When he tried to flag down a ride, he was hit by a van.
Calls to poison control centers nationwide also are steadily increasing — more than 600 this year so far connected to bath salts. That's more than double the calls received last year.
There have been at least a dozen calls to KU Hospital's Poison Control Center about the drugs, said Tama Sawyer, the center's director. The Missouri Poison Control Center has received 40 calls so far this year about adverse reactions to the drugs.
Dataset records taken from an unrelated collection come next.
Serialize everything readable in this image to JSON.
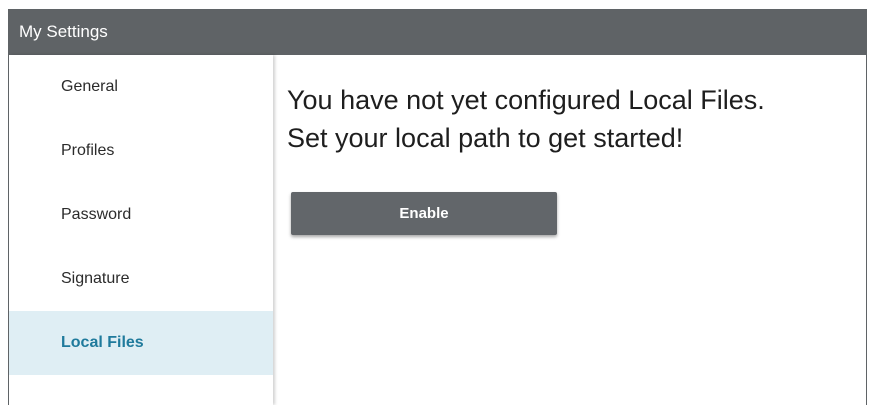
{
  "window": {
    "title": "My Settings"
  },
  "sidebar": {
    "items": [
      {
        "label": "General",
        "active": false
      },
      {
        "label": "Profiles",
        "active": false
      },
      {
        "label": "Password",
        "active": false
      },
      {
        "label": "Signature",
        "active": false
      },
      {
        "label": "Local Files",
        "active": true
      }
    ]
  },
  "main": {
    "heading_line1": "You have not yet configured Local Files.",
    "heading_line2": "Set your local path to get started!",
    "enable_button_label": "Enable"
  },
  "colors": {
    "titlebar": "#5f6366",
    "active_item_background": "#dfeef4",
    "active_item_text": "#1f7a9c",
    "button": "#62666a"
  }
}
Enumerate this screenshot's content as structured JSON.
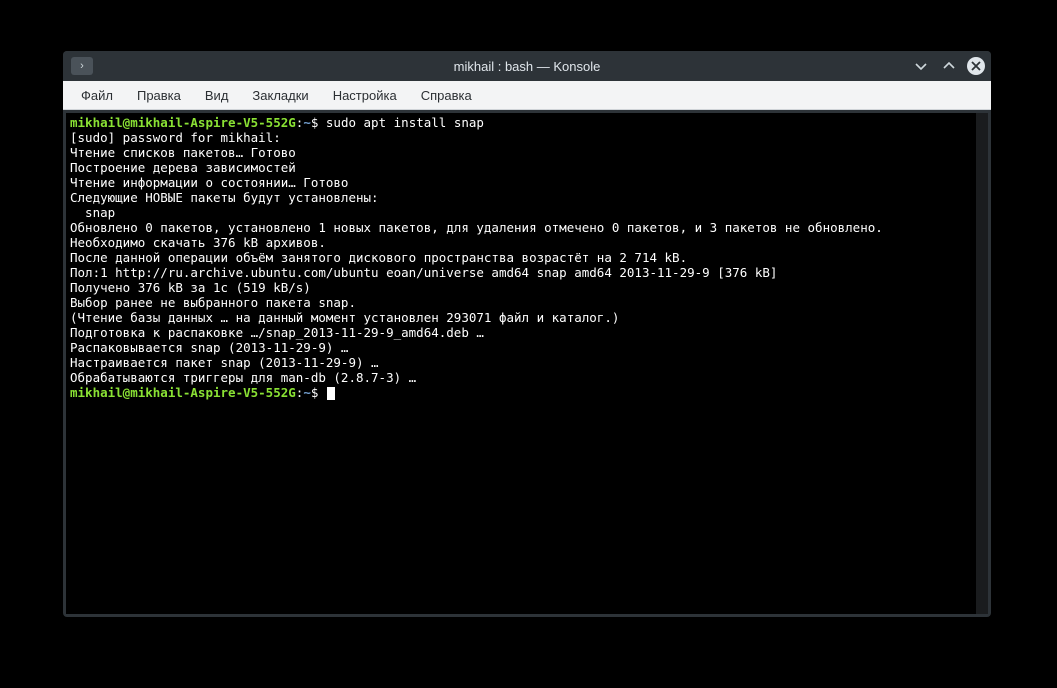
{
  "titlebar": {
    "badge": "›",
    "title": "mikhail : bash — Konsole"
  },
  "menubar": {
    "items": [
      "Файл",
      "Правка",
      "Вид",
      "Закладки",
      "Настройка",
      "Справка"
    ]
  },
  "terminal": {
    "prompt_user": "mikhail@mikhail-Aspire-V5-552G",
    "prompt_sep": ":",
    "prompt_path": "~",
    "prompt_end": "$ ",
    "command1": "sudo apt install snap",
    "lines": [
      "[sudo] password for mikhail: ",
      "Чтение списков пакетов… Готово",
      "Построение дерева зависимостей       ",
      "Чтение информации о состоянии… Готово",
      "Следующие НОВЫЕ пакеты будут установлены:",
      "  snap",
      "Обновлено 0 пакетов, установлено 1 новых пакетов, для удаления отмечено 0 пакетов, и 3 пакетов не обновлено.",
      "Необходимо скачать 376 kB архивов.",
      "После данной операции объём занятого дискового пространства возрастёт на 2 714 kB.",
      "Пол:1 http://ru.archive.ubuntu.com/ubuntu eoan/universe amd64 snap amd64 2013-11-29-9 [376 kB]",
      "Получено 376 kB за 1с (519 kB/s)",
      "Выбор ранее не выбранного пакета snap.",
      "(Чтение базы данных … на данный момент установлен 293071 файл и каталог.)",
      "Подготовка к распаковке …/snap_2013-11-29-9_amd64.deb …",
      "Распаковывается snap (2013-11-29-9) …",
      "Настраивается пакет snap (2013-11-29-9) …",
      "Обрабатываются триггеры для man-db (2.8.7-3) …"
    ]
  }
}
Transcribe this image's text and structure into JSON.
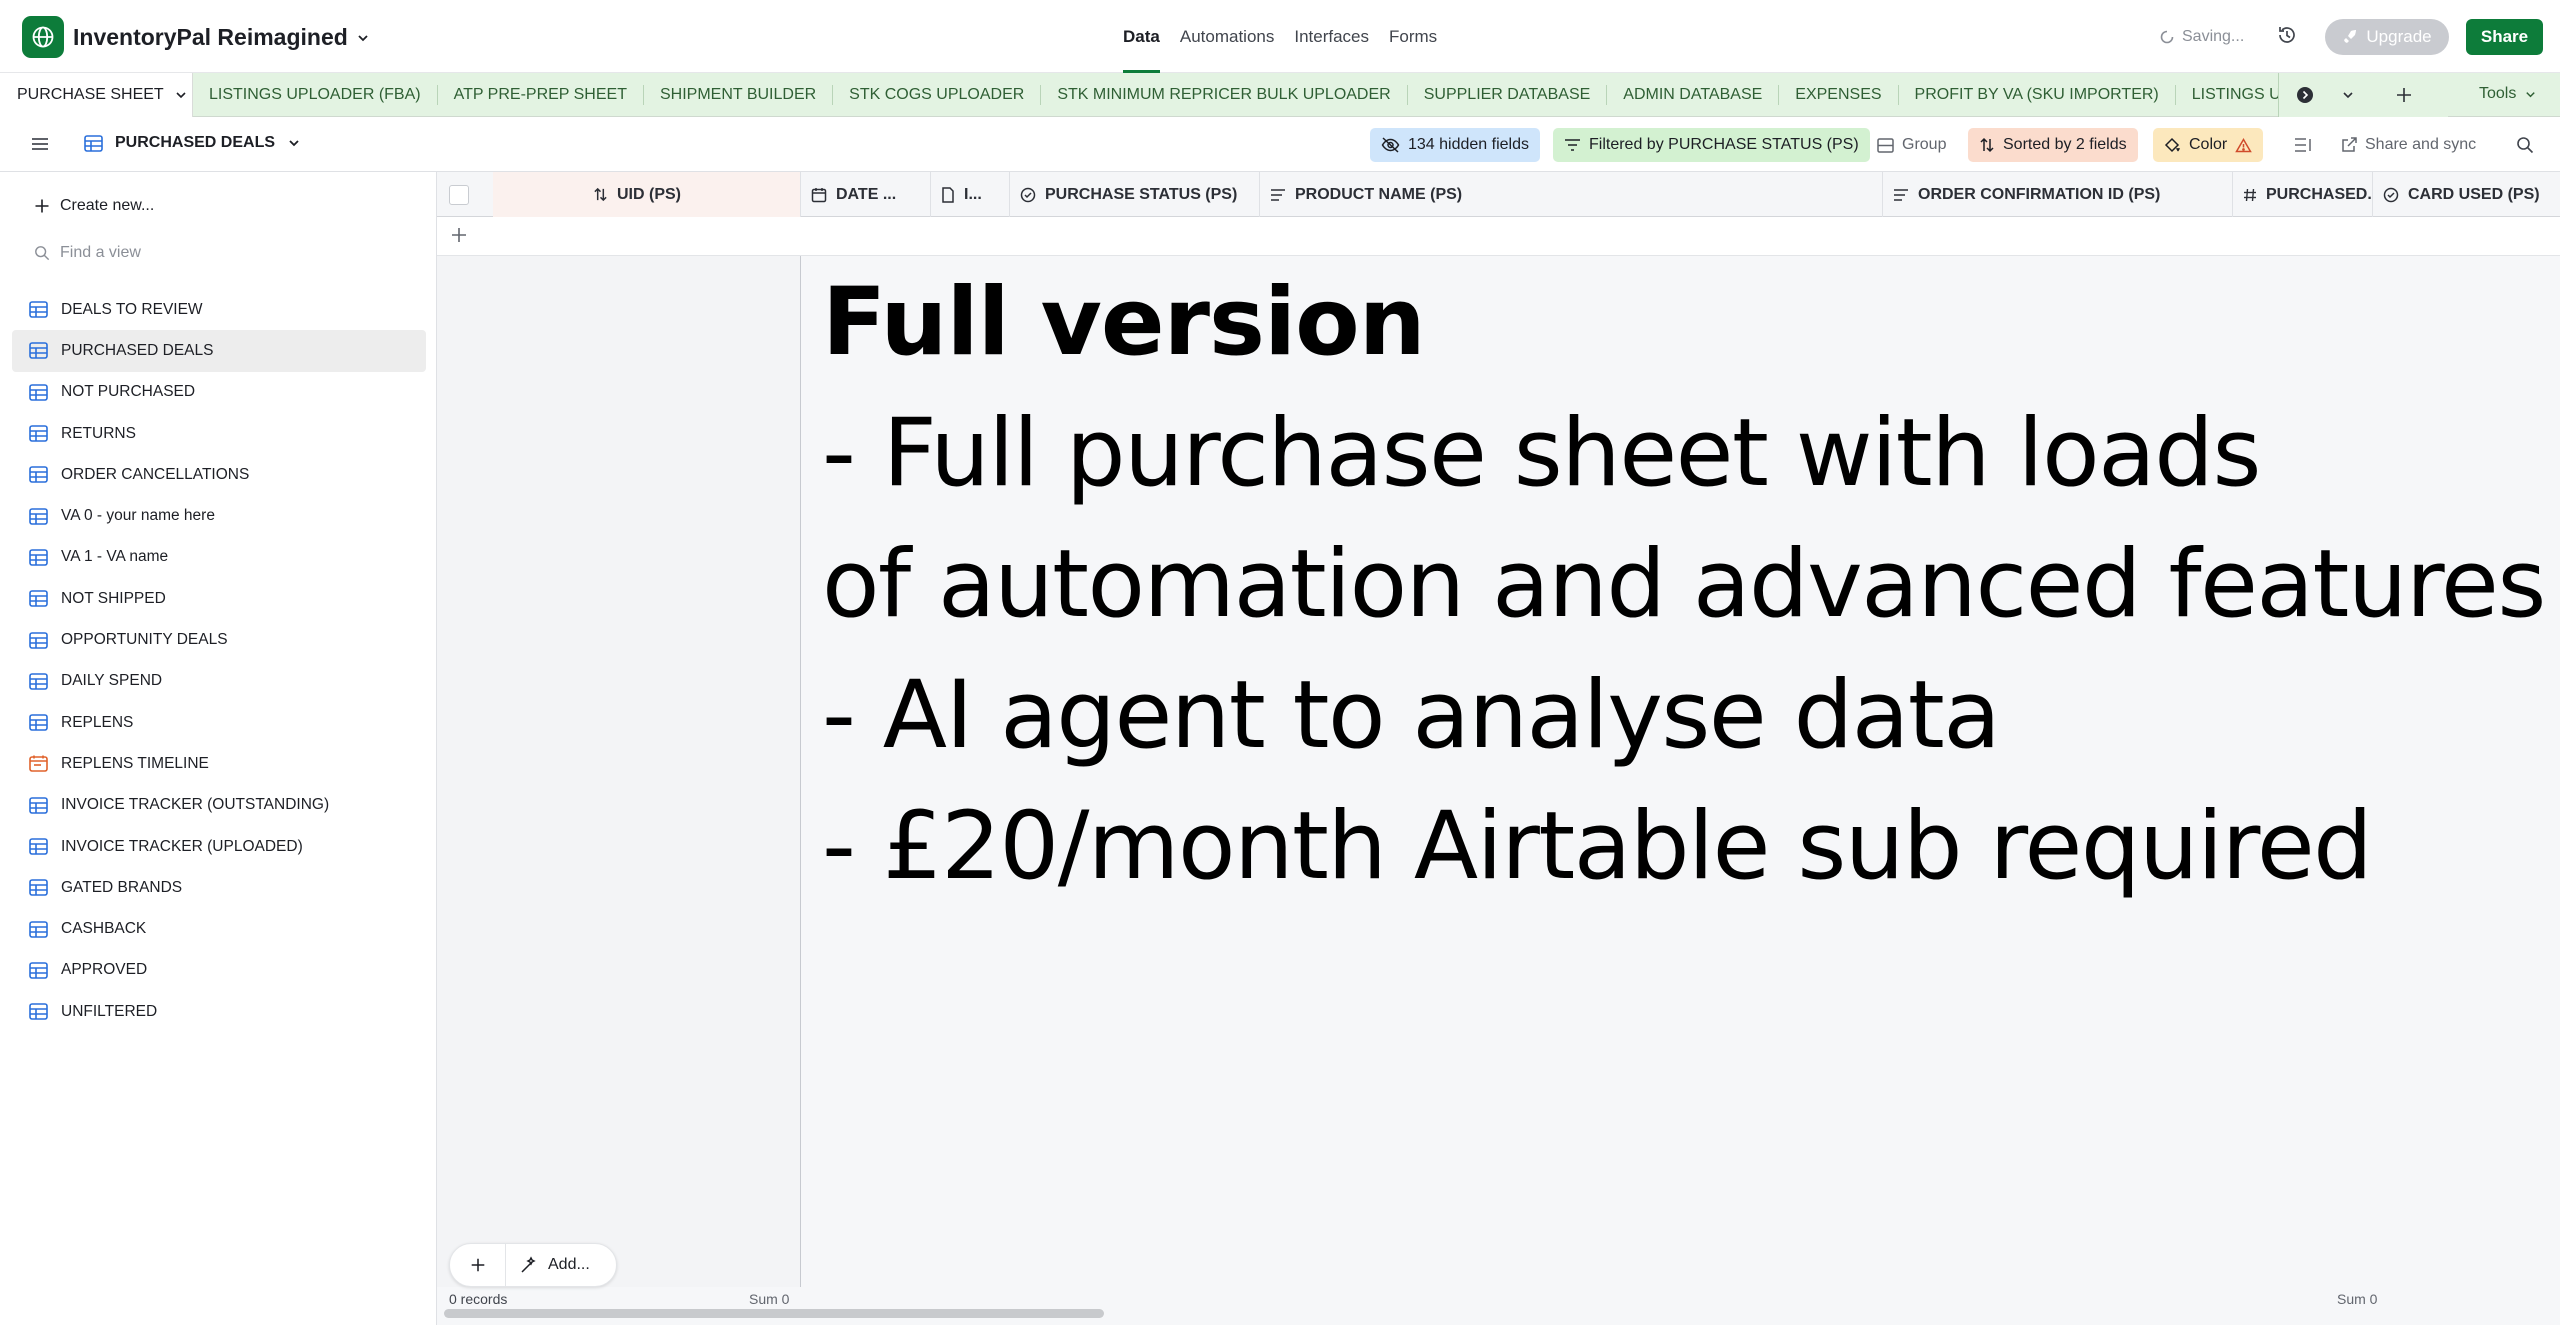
{
  "topbar": {
    "base_name": "InventoryPal Reimagined",
    "nav": [
      "Data",
      "Automations",
      "Interfaces",
      "Forms"
    ],
    "active_nav": "Data",
    "saving": "Saving...",
    "upgrade": "Upgrade",
    "share": "Share"
  },
  "tables": {
    "active": "PURCHASE SHEET",
    "others": [
      "LISTINGS UPLOADER (FBA)",
      "ATP PRE-PREP SHEET",
      "SHIPMENT BUILDER",
      "STK COGS UPLOADER",
      "STK MINIMUM REPRICER BULK UPLOADER",
      "SUPPLIER DATABASE",
      "ADMIN DATABASE",
      "EXPENSES",
      "PROFIT BY VA (SKU IMPORTER)",
      "LISTINGS UPLOADER (FBM)"
    ],
    "tools": "Tools"
  },
  "viewbar": {
    "view_name": "PURCHASED DEALS",
    "hidden_fields": "134 hidden fields",
    "filter": "Filtered by PURCHASE STATUS (PS)",
    "group": "Group",
    "sort": "Sorted by 2 fields",
    "color": "Color",
    "share_sync": "Share and sync"
  },
  "sidebar": {
    "create_new": "Create new...",
    "find_placeholder": "Find a view",
    "views": [
      {
        "label": "DEALS TO REVIEW",
        "icon": "grid-icon"
      },
      {
        "label": "PURCHASED DEALS",
        "icon": "grid-icon",
        "selected": true
      },
      {
        "label": "NOT PURCHASED",
        "icon": "grid-icon"
      },
      {
        "label": "RETURNS",
        "icon": "grid-icon"
      },
      {
        "label": "ORDER CANCELLATIONS",
        "icon": "grid-icon"
      },
      {
        "label": "VA 0 - your name here",
        "icon": "grid-icon"
      },
      {
        "label": "VA 1 - VA name",
        "icon": "grid-icon"
      },
      {
        "label": "NOT SHIPPED",
        "icon": "grid-icon"
      },
      {
        "label": "OPPORTUNITY DEALS",
        "icon": "grid-icon"
      },
      {
        "label": "DAILY SPEND",
        "icon": "grid-icon"
      },
      {
        "label": "REPLENS",
        "icon": "grid-icon"
      },
      {
        "label": "REPLENS TIMELINE",
        "icon": "timeline-icon"
      },
      {
        "label": "INVOICE TRACKER (OUTSTANDING)",
        "icon": "grid-icon"
      },
      {
        "label": "INVOICE TRACKER (UPLOADED)",
        "icon": "grid-icon"
      },
      {
        "label": "GATED BRANDS",
        "icon": "grid-icon"
      },
      {
        "label": "CASHBACK",
        "icon": "grid-icon"
      },
      {
        "label": "APPROVED",
        "icon": "grid-icon"
      },
      {
        "label": "UNFILTERED",
        "icon": "grid-icon"
      }
    ]
  },
  "grid": {
    "columns": [
      {
        "label": "UID (PS)",
        "icon": "sort-icon"
      },
      {
        "label": "DATE ...",
        "icon": "calendar-icon"
      },
      {
        "label": "I...",
        "icon": "doc-icon"
      },
      {
        "label": "PURCHASE STATUS (PS)",
        "icon": "status-icon"
      },
      {
        "label": "PRODUCT NAME (PS)",
        "icon": "text-icon"
      },
      {
        "label": "ORDER CONFIRMATION ID (PS)",
        "icon": "text-icon"
      },
      {
        "label": "PURCHASED...",
        "icon": "hash-icon"
      },
      {
        "label": "CARD USED (PS)",
        "icon": "status-icon"
      }
    ]
  },
  "overlay": {
    "title": "Full version",
    "lines": [
      "- Full purchase sheet with loads",
      "of automation and advanced features",
      "- AI agent to analyse data",
      "- £20/month Airtable sub required"
    ]
  },
  "footer": {
    "add_label": "Add...",
    "records": "0 records",
    "sum_left": "Sum 0",
    "sum_right": "Sum 0"
  },
  "colors": {
    "brand": "#0d7c3a",
    "tab_bar": "#e3f3e2",
    "hidden_fields": "#cfe5fb",
    "filter": "#d3f1d1",
    "sort": "#fbdccd",
    "color": "#fce8bd"
  }
}
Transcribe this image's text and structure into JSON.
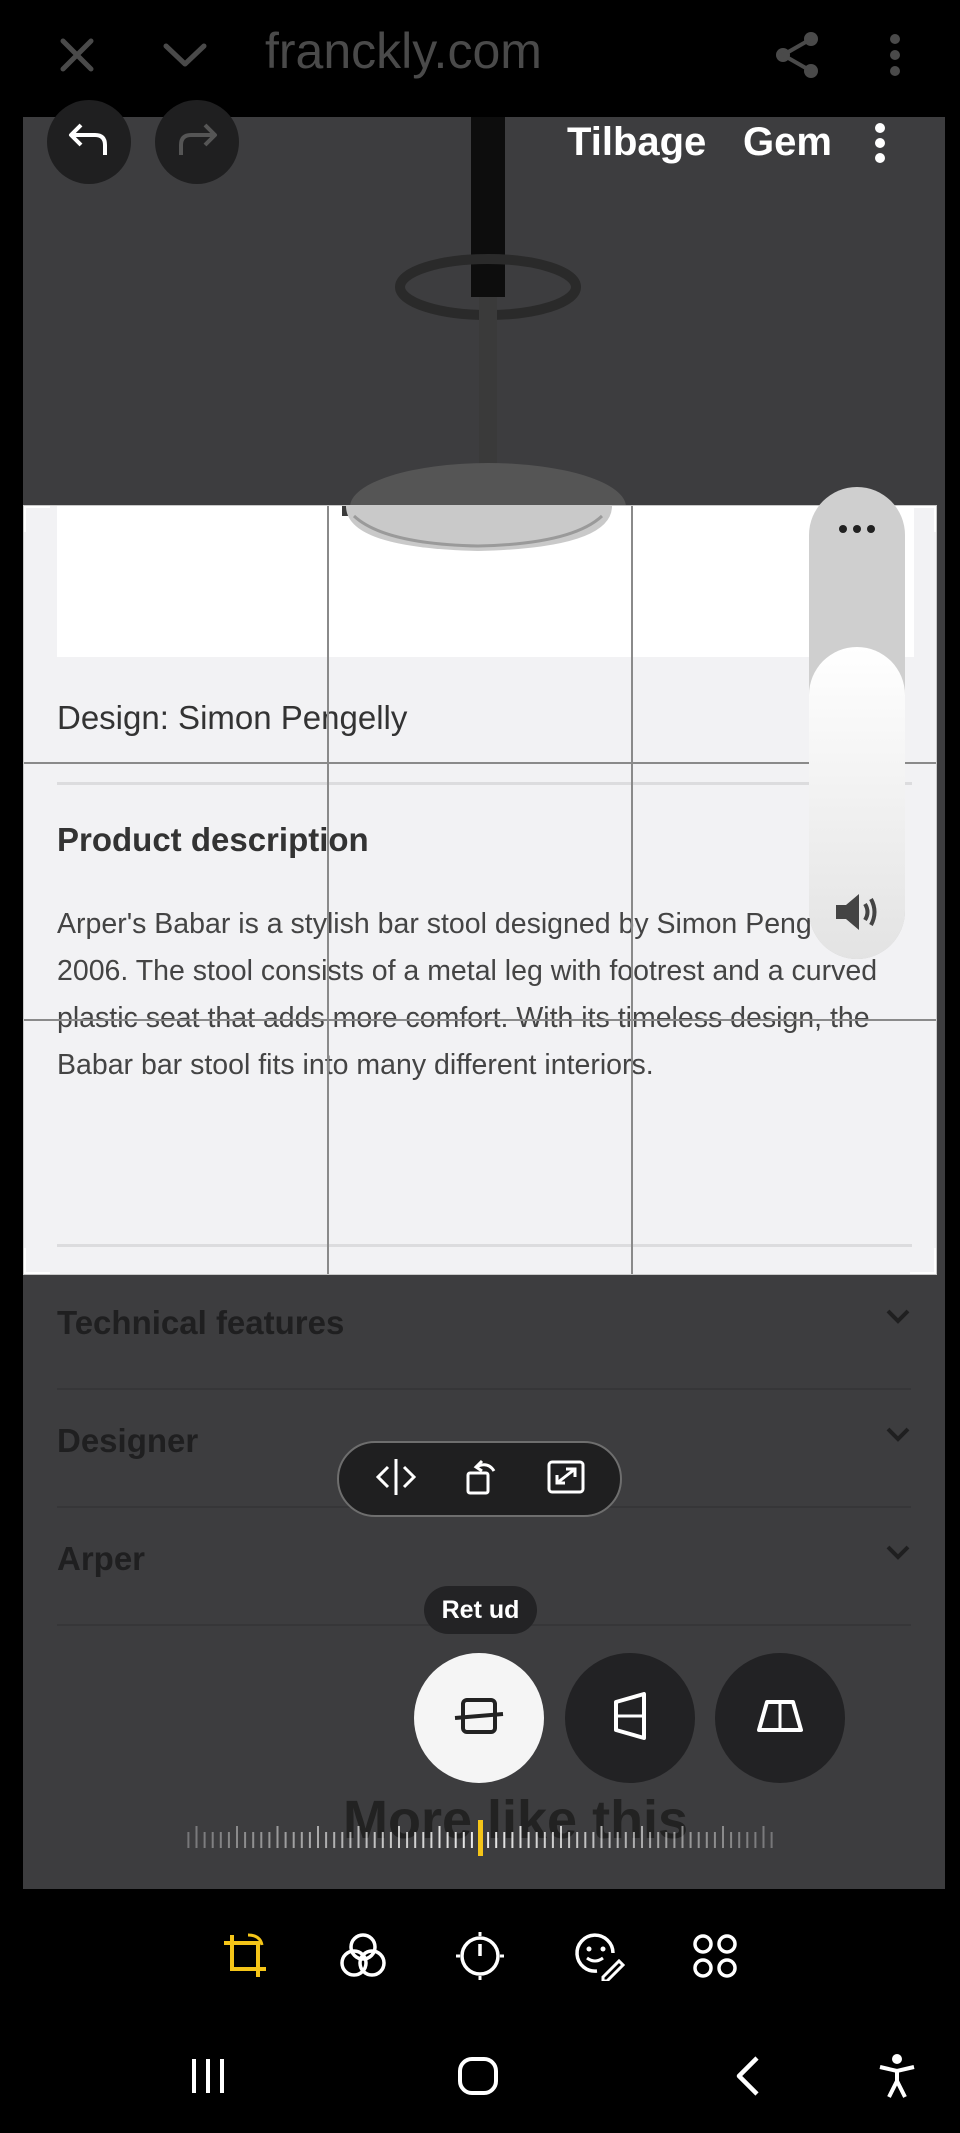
{
  "browser": {
    "url": "franckly.com",
    "icons": [
      "close-icon",
      "chevron-down-icon",
      "share-icon",
      "more-vert-icon"
    ]
  },
  "editor": {
    "undo_icon": "undo-icon",
    "redo_icon": "redo-icon",
    "cancel_label": "Tilbage",
    "save_label": "Gem",
    "more_icon": "more-vert-icon"
  },
  "page": {
    "design_line": "Design: Simon Pengelly",
    "product_description_title": "Product description",
    "product_description_text": "Arper's Babar is a stylish bar stool designed by Simon Pengelly in 2006. The stool consists of a metal leg with footrest and a curved plastic seat that adds more comfort. With its timeless design, the Babar bar stool fits into many different interiors.",
    "sections": [
      {
        "label": "Technical features"
      },
      {
        "label": "Designer"
      },
      {
        "label": "Arper"
      }
    ],
    "more_like_this": "More like this"
  },
  "volume": {
    "level": 0.66,
    "icons": [
      "more-horiz-icon",
      "speaker-icon"
    ]
  },
  "transform_tools": [
    "flip-icon",
    "rotate-icon",
    "expand-icon"
  ],
  "perspective": {
    "tooltip": "Ret ud",
    "buttons": [
      "straighten-icon",
      "vertical-perspective-icon",
      "horizontal-perspective-icon"
    ],
    "active_index": 0
  },
  "bottom_toolbar": {
    "items": [
      "crop-rotate-icon",
      "filters-icon",
      "adjust-icon",
      "decorations-icon",
      "more-tools-icon"
    ],
    "active_index": 0,
    "accent_color": "#f5c518"
  },
  "nav_bar": [
    "recents-icon",
    "home-icon",
    "back-icon",
    "accessibility-icon"
  ]
}
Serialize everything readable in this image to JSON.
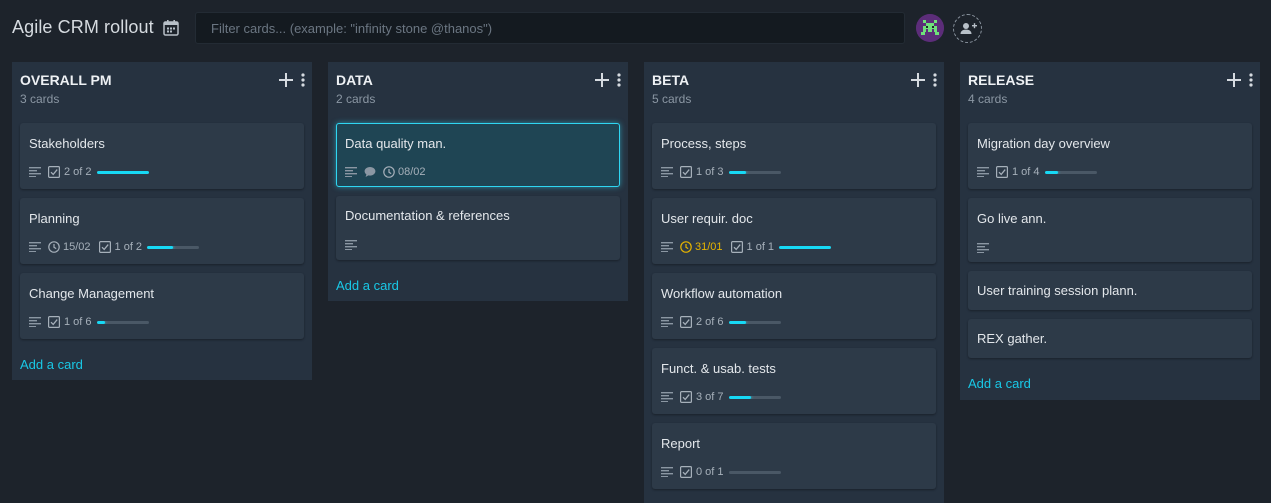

The center received 18 calls in all of 2010.
Although bath salts appear to be pervasive in Johnson County, it's not translating into a lot of seizures by law enforcement because the substance isn't illegal yet and it's still so new.
With K-2, it took police about six months to realize it was showing up in schools, said Jeremiah Morris, senior forensic scientist at the Johnson County Sheriff's Office.
"With bath salts, it's about the same thing," he said. "It's taken us a while to recognize there's a problem and recognize exactly what they're using. We're starting to pick up on it, and we're working as quickly as we can to figure out ways to address the problem."